La prima danza, Yuki (Neve, fine XVII secolo), si snoda sul racconto di una geisha abbandonata dal suo amante e i movimenti di Tamasaburo sembrano ruotare attorno a un’impossibile staticità, per esprimere una malinconia estatica.

La seconda danza, Aoino-ue (Dama Ue), è altra cosa. È tratta dal Racconto di Genji (romanzo  dell’XI secolo, che, insieme al Racconto di Heike, ha lo stesso ruolo nel teatro giapponese che i poemi omerici hanno in quello greco). La passione è una gelosia feroce e il canto sembra tendere più all’aria. Tamasaburo esprime l’odio dell’amante tradita dal Principe Genji con  frusciante leggerezza e qualche gesto secco e crudele – è qui che ho notato le più grande somiglianza col flamenco, il tema si prestava.

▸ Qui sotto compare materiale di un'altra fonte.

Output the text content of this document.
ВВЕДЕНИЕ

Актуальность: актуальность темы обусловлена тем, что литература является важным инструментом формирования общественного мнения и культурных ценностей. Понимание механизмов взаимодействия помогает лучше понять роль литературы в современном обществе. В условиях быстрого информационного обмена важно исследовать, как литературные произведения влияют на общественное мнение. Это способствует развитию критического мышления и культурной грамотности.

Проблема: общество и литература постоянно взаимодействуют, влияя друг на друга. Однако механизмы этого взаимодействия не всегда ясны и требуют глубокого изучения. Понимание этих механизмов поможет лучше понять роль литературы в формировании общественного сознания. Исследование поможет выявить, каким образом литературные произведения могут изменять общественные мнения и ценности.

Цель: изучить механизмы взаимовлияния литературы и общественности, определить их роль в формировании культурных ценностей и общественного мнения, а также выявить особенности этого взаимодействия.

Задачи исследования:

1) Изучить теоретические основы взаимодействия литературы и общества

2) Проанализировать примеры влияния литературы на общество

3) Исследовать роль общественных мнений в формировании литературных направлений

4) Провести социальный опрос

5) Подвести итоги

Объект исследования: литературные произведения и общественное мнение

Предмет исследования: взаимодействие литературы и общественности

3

La terza danza, Kanega-Misaki (Il Promontorio della catena del tempio), si apre su un fondo immacolato, sul quale si staglia un albero di ciliegio (fiore di grande importanza nella cultura giapponese), mentre petali rosa pallido cadono sulla scena. Bob Wilson si è abbondantemente ispirato. Tratto dalla leggenda, Dojyo-ji, racconta l’amore impossibile tra una donna, Kiyohime, e un monaco, Aysh, o piuttosto la sua rievocazione: comincia con una meditazione buddista, prosegue con un viaggio nella città come luogo di falsità e corruzione e si conclude con l’unione immaginaria dei due amanti sulla collina del tempio. In realtà, ma questo la canzone non lo dice, Kiyohime ha ucciso il monaco, dopo essersi trasformata in serpente.

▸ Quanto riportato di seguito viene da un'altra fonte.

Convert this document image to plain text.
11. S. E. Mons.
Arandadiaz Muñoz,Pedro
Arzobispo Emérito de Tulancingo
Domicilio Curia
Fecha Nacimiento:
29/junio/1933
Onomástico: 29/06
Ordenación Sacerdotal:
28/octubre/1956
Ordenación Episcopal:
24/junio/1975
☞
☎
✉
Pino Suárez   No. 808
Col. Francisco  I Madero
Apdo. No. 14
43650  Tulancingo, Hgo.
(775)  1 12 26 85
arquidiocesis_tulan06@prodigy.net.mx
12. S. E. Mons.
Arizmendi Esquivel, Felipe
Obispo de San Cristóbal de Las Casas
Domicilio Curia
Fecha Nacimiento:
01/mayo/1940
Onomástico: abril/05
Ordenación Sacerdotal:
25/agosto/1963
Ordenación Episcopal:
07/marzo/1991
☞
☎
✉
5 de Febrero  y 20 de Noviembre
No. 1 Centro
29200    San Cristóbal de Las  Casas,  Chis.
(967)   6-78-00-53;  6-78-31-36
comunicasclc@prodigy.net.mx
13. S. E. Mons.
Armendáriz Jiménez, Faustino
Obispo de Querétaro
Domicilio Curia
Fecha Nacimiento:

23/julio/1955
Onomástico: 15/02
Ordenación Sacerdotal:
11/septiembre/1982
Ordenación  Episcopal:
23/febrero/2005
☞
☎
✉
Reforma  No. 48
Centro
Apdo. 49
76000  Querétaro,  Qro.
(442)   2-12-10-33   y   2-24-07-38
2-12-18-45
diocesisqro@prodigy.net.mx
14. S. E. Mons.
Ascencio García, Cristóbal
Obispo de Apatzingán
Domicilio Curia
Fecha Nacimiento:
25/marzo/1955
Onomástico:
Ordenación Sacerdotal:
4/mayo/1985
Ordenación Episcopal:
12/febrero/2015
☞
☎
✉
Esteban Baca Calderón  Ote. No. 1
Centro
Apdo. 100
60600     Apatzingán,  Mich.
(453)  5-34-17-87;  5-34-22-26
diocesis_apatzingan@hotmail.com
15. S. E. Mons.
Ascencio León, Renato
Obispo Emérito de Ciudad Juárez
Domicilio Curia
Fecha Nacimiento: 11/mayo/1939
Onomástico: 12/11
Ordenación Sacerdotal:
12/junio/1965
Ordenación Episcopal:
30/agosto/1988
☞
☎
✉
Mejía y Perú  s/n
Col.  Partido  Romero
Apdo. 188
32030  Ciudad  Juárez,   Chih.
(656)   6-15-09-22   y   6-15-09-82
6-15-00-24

Al di là del tema amoroso, le tre canzoni sono attraversate dal sentimento  della vita come sogno impalpabile, la cui bellezza sta proprio nella sua evanescenza e nell’inestinguibile  filo di dolore che la attraversa. Difficile dare un giudizio per chi non conosca a fondo il teatro giapponese. Indubbiamente Tamasaburo e i Tomiyama hanno invaso il teatro di una poesia ipnotica alla quale è molto difficile non soccombere. E  soccombetti.

 

Tristesse animal noir: di Anja Hilling. Regia Stanislas Nordey. Con Valérie Dréville, Vincent Dissez, Thomas Gonzalez, Moanda Daddy Kamono, Frédéric Leidgens, Julie Moreau, Laurent Sauvage, Lamya Regragui. Collaborazione artistica Claire Ingrid Cottanceau Scenografia Emmanuel Clolus Luci Philippe Berthomé. Suono Michel Zurcher. Assistente Emmanuel Clolus.

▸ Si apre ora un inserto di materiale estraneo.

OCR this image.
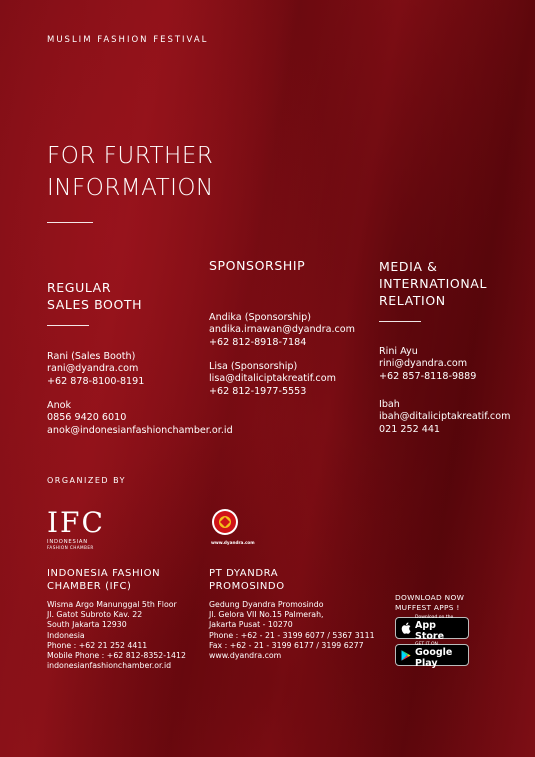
MUSLIM FASHION FESTIVAL
FOR FURTHER
INFORMATION
REGULAR
SALES BOOTH
Rani (Sales Booth)
rani@dyandra.com
+62 878-8100-8191
Anok
0856 9420 6010
anok@indonesianfashionchamber.or.id
SPONSORSHIP
Andika (Sponsorship)
andika.irnawan@dyandra.com
+62 812-8918-7184
Lisa (Sponsorship)
lisa@ditaliciptakreatif.com
+62 812-1977-5553
MEDIA &
INTERNATIONAL
RELATION
Rini Ayu
rini@dyandra.com
+62 857-8118-9889
Ibah
ibah@ditaliciptakreatif.com
021 252 441
ORGANIZED BY
IFC
INDONESIAN
FASHION CHAMBER
www.dyandra.com
INDONESIA FASHION
CHAMBER (IFC)
Wisma Argo Manunggal 5th Floor
Jl. Gatot Subroto Kav. 22
South Jakarta 12930
Indonesia
Phone : +62 21 252 4411
Mobile Phone : +62 812-8352-1412
indonesianfashionchamber.or.id
PT DYANDRA
PROMOSINDO
Gedung Dyandra Promosindo
Jl. Gelora VII No.15 Palmerah,
Jakarta Pusat - 10270
Phone : +62 - 21 - 3199 6077 / 5367 3111
Fax : +62 - 21 - 3199 6177 / 3199 6277
www.dyandra.com
DOWNLOAD NOW
MUFFEST APPS !
Download on the
App Store
GET IT ON
Google Play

Al Théâtre La Colline dall’11 gennaio al  2 febbraio 2013.

 

Dans la solitude des champs de coton: di Bernard-Marie Koltès. Regia Sevan Atalian. Con Roman Héricotte e Franck Soubielle.

Al Théâtre du Nord-ouest dal 5 gennaio al 3 marzo 2013.

 

Jiuta: Tre soli di danza kabuki: Yuk; Aoino-une; Kanega-Misaki. Con Tamasaburo Bando

Musiche Duo Seikin Tomiyama. Sottotitoli: Sylvie Durastanti, Véronique Brindeau.

Al Théâtre du Châtelet dal 5 al 7 febbraio 2013.